Here is a list of things my orthopedic team is unimpressed with : how many squats in a row I did (you can always do more). Me, showing up with a pulled muscle, because I insisted on pushing my legs out further in a lunge. My ability to stretch my hamstring completely above my head (apparently this is a "thing everyone should be able to do" and "we won't celebrate you finally starting to take care of your muscles." Rude.) Me asking when I can start going on long training runs again.
Sometimes, if I make too many of these remarks at once, or mention an upcoming half marathon in an offhand way, they'll show me my own MRI. Aside from the breaks, there's a big black hole between my hip and my thigh. It's where my muscles ripped as my leg pulled away from my torso.
We're just going to focus on fixing that hole first, okay? They tell me.
This morning was remarkable in that it was unremarkable. I woke up at 5, talked myself into the gym, and got ready for work.
This morning was remarkable in that it was an unremarkable morning and also four months post-injury, exactly.
Someone I didn't know very well said to me recently that she can tell I'm healing because I "look healthy." When you're in constant pain, there's no way to hide it: from your body to your face, it seeps through, leaving a stain on seemingly simple activities like trying on a dress in a changing room. Or getting out of bed.
The thing is, though, as the days add up and the amount of time from date of injury increases, I can sense myself changing in a way that has nothing to do with how quickly my bones strengthen.
Every time someone new hears my story, they almost always say the same thing : "I'm so sorry that happened to you."
Here's the thing. I'm not. I'd never want to feel that kind of pain again - wouldn't wish it on my worst enemy - but I passionately believe I've emerged stronger, physically and mentally, from the past four months.
I'm learning to listen to myself, and to trust my own judgment. You do a lot of thinking when you're on bed rest. You do a lot of thinking when your social life is limited because honestly, going to bars when you're on crutches just plain sucks. I'm beginning to push myself out of my comfort zone in ways that have nothing to do with physical challenges - though, yes, I'm pushing myself physically, too.
I'm writing more - here and for myself. I'm signing up for classes, asking my parents to weigh in on my next steps, allowing myself to vocalize big - and intimidating - dreams. Four months ago, I felt like the world needed to see me have it all together. Today, I'll be the first to tell you that I don't. That I have some ideas of my next step, but I'm going to need a lot of help to get there.
I'm beginning to recognize my own body again. That was the most alarming aspect of recovery. I remember vividly having to take stairs on my butt, staring at my legs, willing them to just slide down to the next step on their own. That was all. But I couldn't do it. Every time I wanted to climb or descend, I'd have to physically lift my own legs up or down.
The sense of being an imposter in your own body is a jarring one. For most of the early stages of recovery, I was on the outside looking in - unable to reconcile the running, cycling, moving person I knew myself to be with a girl who now needed someone else to brush her hair.
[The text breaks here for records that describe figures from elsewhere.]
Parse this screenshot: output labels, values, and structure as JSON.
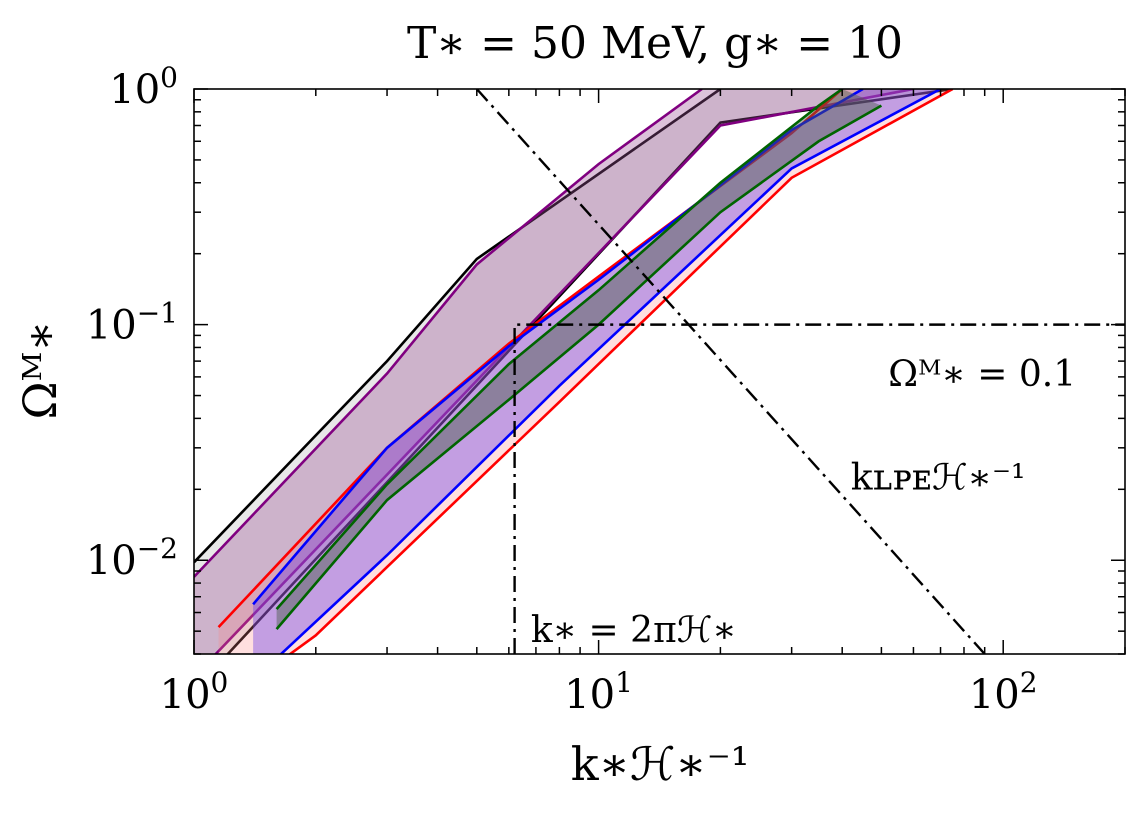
{
  "chart_data": {
    "type": "area",
    "title": "T∗ = 50 MeV, g∗ = 10",
    "xlabel": "k∗ℋ∗⁻¹",
    "ylabel": "Ωᴹ∗",
    "x_scale": "log",
    "y_scale": "log",
    "xlim": [
      1,
      200
    ],
    "ylim": [
      0.004,
      1
    ],
    "x_ticks": [
      {
        "value": 1,
        "base": "10",
        "exp": "0"
      },
      {
        "value": 10,
        "base": "10",
        "exp": "1"
      },
      {
        "value": 100,
        "base": "10",
        "exp": "2"
      }
    ],
    "y_ticks": [
      {
        "value": 0.01,
        "base": "10",
        "exp": "−2"
      },
      {
        "value": 0.1,
        "base": "10",
        "exp": "−1"
      },
      {
        "value": 1,
        "base": "10",
        "exp": "0"
      }
    ],
    "grid": false,
    "series": [
      {
        "color": "#000000",
        "fill": "#bdbdbd",
        "fill_opacity": 0.35,
        "upper": [
          [
            1,
            0.0098
          ],
          [
            3,
            0.07
          ],
          [
            5,
            0.19
          ],
          [
            20,
            1.0
          ]
        ],
        "lower": [
          [
            1,
            0.0028
          ],
          [
            20,
            0.72
          ],
          [
            75,
            1.0
          ]
        ]
      },
      {
        "color": "#800080",
        "fill": "#9b4f96",
        "fill_opacity": 0.35,
        "upper": [
          [
            1,
            0.0085
          ],
          [
            3,
            0.062
          ],
          [
            5,
            0.18
          ],
          [
            10,
            0.48
          ],
          [
            18,
            1.0
          ]
        ],
        "lower": [
          [
            1,
            0.0032
          ],
          [
            20,
            0.7
          ],
          [
            60,
            1.0
          ]
        ]
      },
      {
        "color": "#ff0000",
        "fill": "#ff8080",
        "fill_opacity": 0.25,
        "upper": [
          [
            1.15,
            0.0052
          ],
          [
            3,
            0.03
          ],
          [
            6,
            0.083
          ],
          [
            10,
            0.16
          ],
          [
            30,
            0.65
          ],
          [
            40,
            1.0
          ]
        ],
        "lower": [
          [
            1.15,
            0.0024
          ],
          [
            2,
            0.0048
          ],
          [
            8,
            0.047
          ],
          [
            30,
            0.42
          ],
          [
            75,
            1.0
          ]
        ]
      },
      {
        "color": "#0000ff",
        "fill": "#6a3ce6",
        "fill_opacity": 0.4,
        "upper": [
          [
            1.4,
            0.0065
          ],
          [
            3,
            0.03
          ],
          [
            6,
            0.081
          ],
          [
            10,
            0.155
          ],
          [
            30,
            0.67
          ],
          [
            45,
            1.0
          ]
        ],
        "lower": [
          [
            1.4,
            0.0031
          ],
          [
            3,
            0.0105
          ],
          [
            8,
            0.055
          ],
          [
            30,
            0.46
          ],
          [
            70,
            1.0
          ]
        ]
      },
      {
        "color": "#006400",
        "fill": "#4a5a4a",
        "fill_opacity": 0.45,
        "upper": [
          [
            1.6,
            0.0062
          ],
          [
            3,
            0.021
          ],
          [
            6,
            0.068
          ],
          [
            10,
            0.14
          ],
          [
            20,
            0.4
          ],
          [
            35,
            0.85
          ],
          [
            40,
            1.0
          ]
        ],
        "lower": [
          [
            1.6,
            0.0051
          ],
          [
            3,
            0.018
          ],
          [
            6,
            0.048
          ],
          [
            10,
            0.1
          ],
          [
            20,
            0.3
          ],
          [
            35,
            0.6
          ],
          [
            50,
            0.85
          ]
        ]
      }
    ],
    "reference_lines": [
      {
        "style": "dashdot",
        "points": [
          [
            6.2,
            0.004
          ],
          [
            6.2,
            0.1
          ],
          [
            200,
            0.1
          ]
        ]
      },
      {
        "style": "dashdot",
        "points": [
          [
            5,
            1.0
          ],
          [
            90,
            0.004
          ]
        ]
      }
    ],
    "annotations": [
      {
        "text": "Ωᴹ∗ = 0.1",
        "x": 52,
        "y": 0.055
      },
      {
        "text": "kʟᴘᴇℋ∗⁻¹",
        "x": 42,
        "y": 0.02
      },
      {
        "text": "k∗ = 2πℋ∗",
        "x": 6.8,
        "y": 0.0045
      }
    ]
  }
}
But now, four months out, a cycle class is unremarkable. I feel as if my body belongs to me again, and it's a triumph. It also means I'm kinder to myself (or working on getting there). I don't feel guilty when I need a day off. I celebrate small things, like making it through my first HIIT class, with a joy I previously reserved for PR-ing during a race.
I recognize that life isn't about how fast you can run in a race you're paying to participate in, anyway. It's about being strong enough for the small moments of joy.
For better or for worse, the monthly anniversary of Becky's passing is close to the monthly anniversary of my injury. Sunday was six months, and I woke up feeling a little off. I didn't want to cry, I didn't want to be alone, but I had a sense of disorientation the entire day. Like I was pushing myself through mud with tiny movements - everything was slow, deliberate, challenging.
It wasn't until the end of a yoga class that night that I felt something break, and the tears came. They were sad, they were happy and they were bittersweet. And I was entirely at peace with crying in public. In that moment, I felt like I was back to watching myself make my way slowly down some stairs, lifting my own legs. But instead of watching myself with frustration, or disgust, it was with compassion.
Look how far you've come. Look at the strides you've made. We're fixing the hole.